The notebooks are backed by clusters, or networked computers, that work together to process your data. The first step is to create a cluster.

Create a cluster

  1. In the Azure portal, click All resources menu on the left side navigation and select the Databricks workspace you created in the last unit.

  2. Select Launch Workspace to open your Databricks workspace in a new tab.

  3. In the left-hand menu of your Databricks workspace, select Clusters.

  4. Select Create Cluster to add a new cluster.

    The create cluster page

  5. Enter a name for your cluster. Use your name or initials to easily differentiate your cluster from your coworkers.

  6. Select the Databricks RuntimeVersion. We recommend the latest runtime and Scala 2.11.

  7. Specify your cluster configuration. While on the 14 day free trial, the defaults will be sufficient. When the trial is ended, you may prefer to change Min Workers to zero. That will allow the compute resources to shut down when you are not in a coding exercise and reduce your charges.

  8. Select Create Cluster.

Create a notebook

  1. On the left-hand menu of your Databricks workspace, select Home.

  2. Right-click on your home folder.

  3. Select Create.

  4. Select Notebook.

    The menu option to create a new notebook

  5. Name your notebook First Notebook.

  6. Set the Language to Python.

  7. Select the cluster to which to attach this notebook.

    Note

    This option displays only when a cluster is currently running. You can still create your notebook and attach it to a cluster later.

  8. Select Create.

Now that you've created your notebook, let's use it to run some code.

Attach and detach your notebook

To use your notebook to run a code, you must attach it to a cluster.
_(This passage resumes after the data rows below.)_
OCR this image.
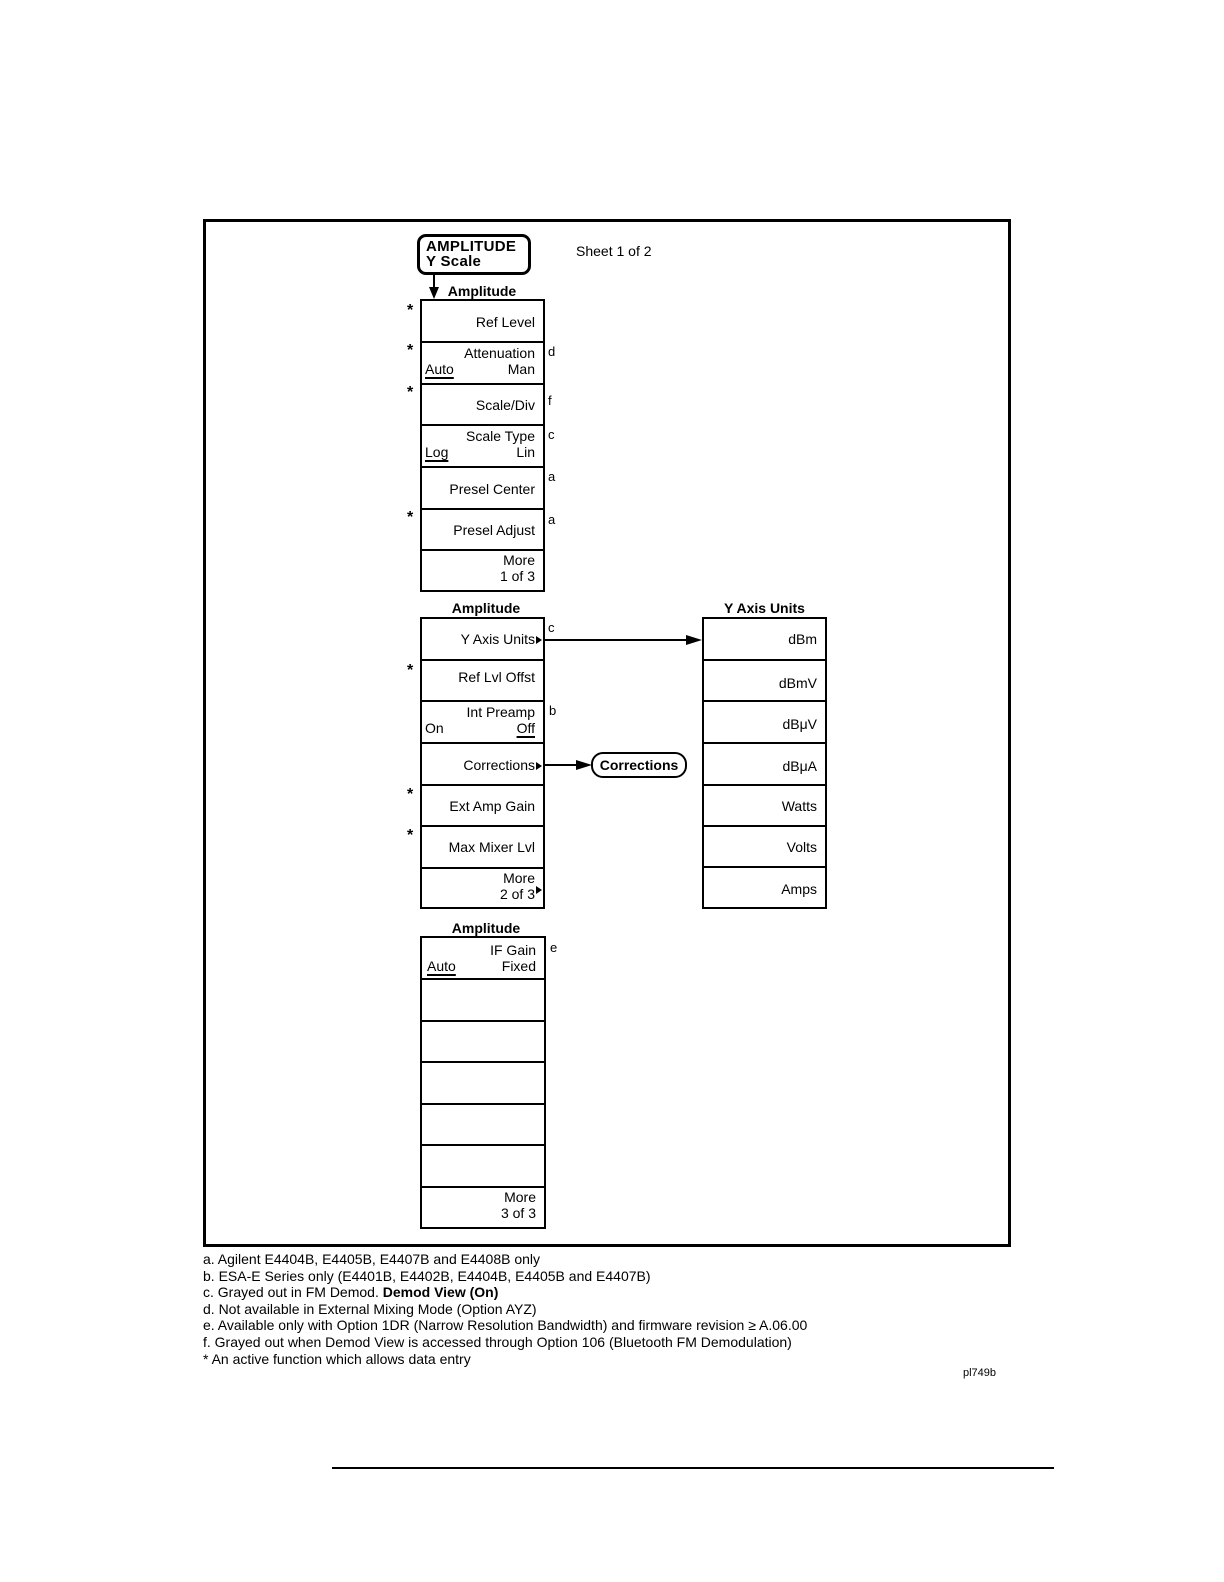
AMPLITUDE
Y Scale
Sheet 1 of 2
Amplitude
Ref Level
Attenuation
Auto	Man
Scale/Div
Scale Type
Log	Lin
Presel Center
Presel Adjust
More
1 of 3
*
*
*
*
d
f
c
a
a
Amplitude
Y Axis Units
Ref Lvl Offst
Int Preamp
On	Off
Corrections
Ext Amp Gain
Max Mixer Lvl
More
2 of 3
*
*
*
c
b
Corrections
Amplitude
IF Gain
Auto	Fixed
More
3 of 3
e
Y Axis Units
dBm
dBmV
dBμV
dBμA
Watts
Volts
Amps
a. Agilent E4404B, E4405B, E4407B and E4408B only
b. ESA-E Series only (E4401B, E4402B, E4404B, E4405B and E4407B)
c. Grayed out in FM Demod. Demod View (On)
d. Not available in External Mixing Mode (Option AYZ)
e. Available only with Option 1DR (Narrow Resolution Bandwidth) and firmware revision ≥ A.06.00
f. Grayed out when Demod View is accessed through Option 106 (Bluetooth FM Demodulation)
* An active function which allows data entry
pl749b
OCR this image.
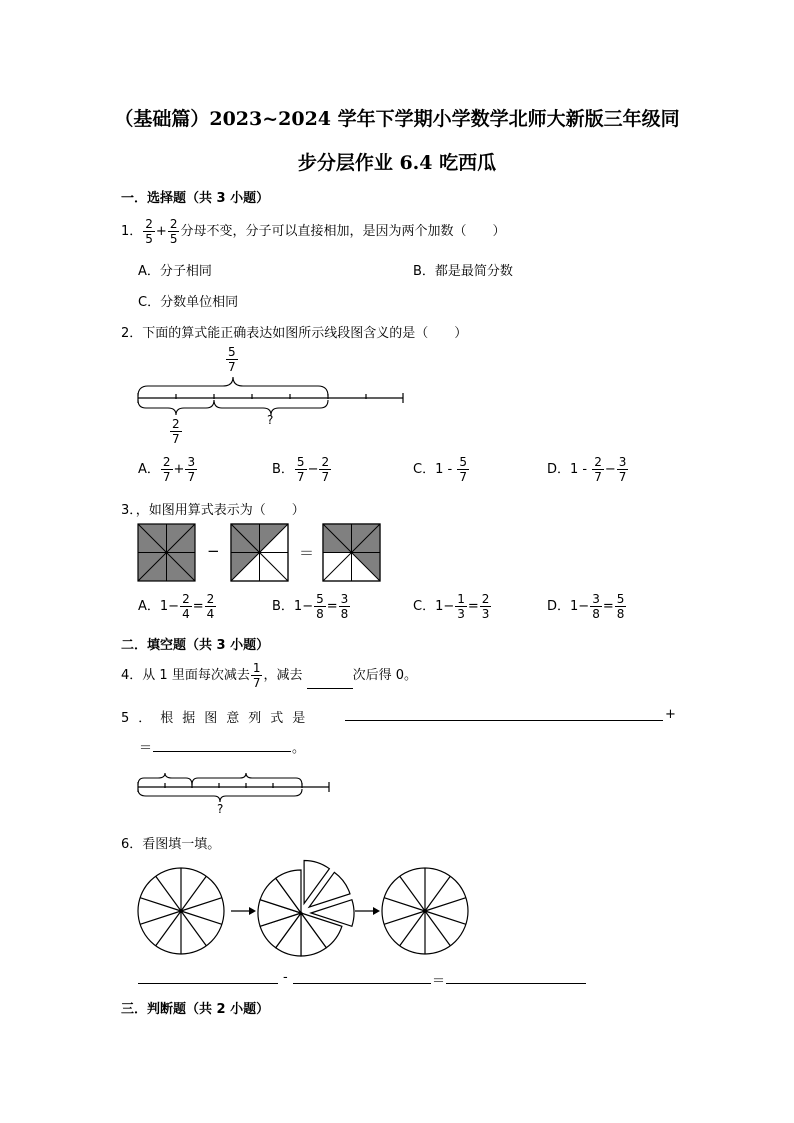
（基础篇）2023~2024 学年下学期小学数学北师大新版三年级同
步分层作业 6.4 吃西瓜
一．选择题（共 3 小题）
1． $\frac{2}{5} + \frac{2}{5}$ 分母不变，分子可以直接相加，是因为两个加数（　　）
A．分子相同	B．都是最简分数
C．分数单位相同
2．下面的算式能正确表达如图所示线段图含义的是（　　）
$\frac{5}{7}$
$\frac{2}{7}$	?
A． $\frac{2}{7} + \frac{3}{7}$	B． $\frac{5}{7} - \frac{2}{7}$	C．$1 - \frac{5}{7}$	D．$1 - \frac{2}{7} - \frac{3}{7}$
3．，如图用算式表示为（　　）
−	＝
A．$1- \frac{2}{4} = \frac{2}{4}$	B．$1- \frac{5}{8} = \frac{3}{8}$	C．$1- \frac{1}{3} = \frac{2}{3}$	D．$1- \frac{3}{8} = \frac{5}{8}$
二．填空题（共 3 小题）
4．从 1 里面每次减去 $\frac{1}{7}$ ，减去	次后得 0。
5．根据图意列式是	+
＝	。
?
6．看图填一填。
-	＝
三．判断题（共 2 小题）
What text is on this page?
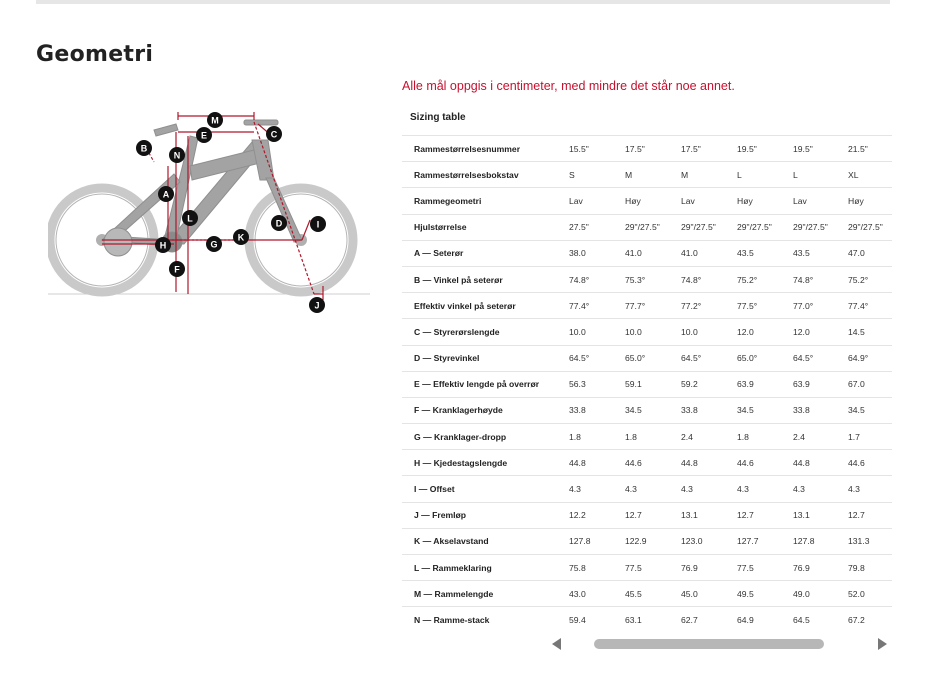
Geometri
Alle mål oppgis i centimeter, med mindre det står noe annet.
M
E	C
B
N
A
L	D	I
H	G
K
F
J
Sizing table
Rammestørrelsesnummer	15.5"	17.5"	17.5"	19.5"	19.5"	21.5"
Rammestørrelsesbokstav	S	M	M	L	L	XL
Rammegeometri	Lav	Høy	Lav	Høy	Lav	Høy
Hjulstørrelse	27.5"	29"/27.5"	29"/27.5"	29"/27.5"	29"/27.5"	29"/27.5"
A — Seterør	38.0	41.0	41.0	43.5	43.5	47.0
B — Vinkel på seterør	74.8°	75.3°	74.8°	75.2°	74.8°	75.2°
Effektiv vinkel på seterør	77.4°	77.7°	77.2°	77.5°	77.0°	77.4°
C — Styrerørslengde	10.0	10.0	10.0	12.0	12.0	14.5
D — Styrevinkel	64.5°	65.0°	64.5°	65.0°	64.5°	64.9°
E — Effektiv lengde på overrør	56.3	59.1	59.2	63.9	63.9	67.0
F — Kranklagerhøyde	33.8	34.5	33.8	34.5	33.8	34.5
G — Kranklager-dropp	1.8	1.8	2.4	1.8	2.4	1.7
H — Kjedestagslengde	44.8	44.6	44.8	44.6	44.8	44.6
I — Offset	4.3	4.3	4.3	4.3	4.3	4.3
J — Fremløp	12.2	12.7	13.1	12.7	13.1	12.7
K — Akselavstand	127.8	122.9	123.0	127.7	127.8	131.3
L — Rammeklaring	75.8	77.5	76.9	77.5	76.9	79.8
M — Rammelengde	43.0	45.5	45.0	49.5	49.0	52.0
N — Ramme-stack	59.4	63.1	62.7	64.9	64.5	67.2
You can also detach your notebook from a cluster and attach it to another depending upon your organization's requirements.

The options that are available when a notebook is attached to a cluster

If your notebook is attached to a cluster, you can:

  • Detach your notebook from the cluster
  • Restart the cluster
  • Attach to another cluster
  • Open the Spark UI
  • View the log files of the driver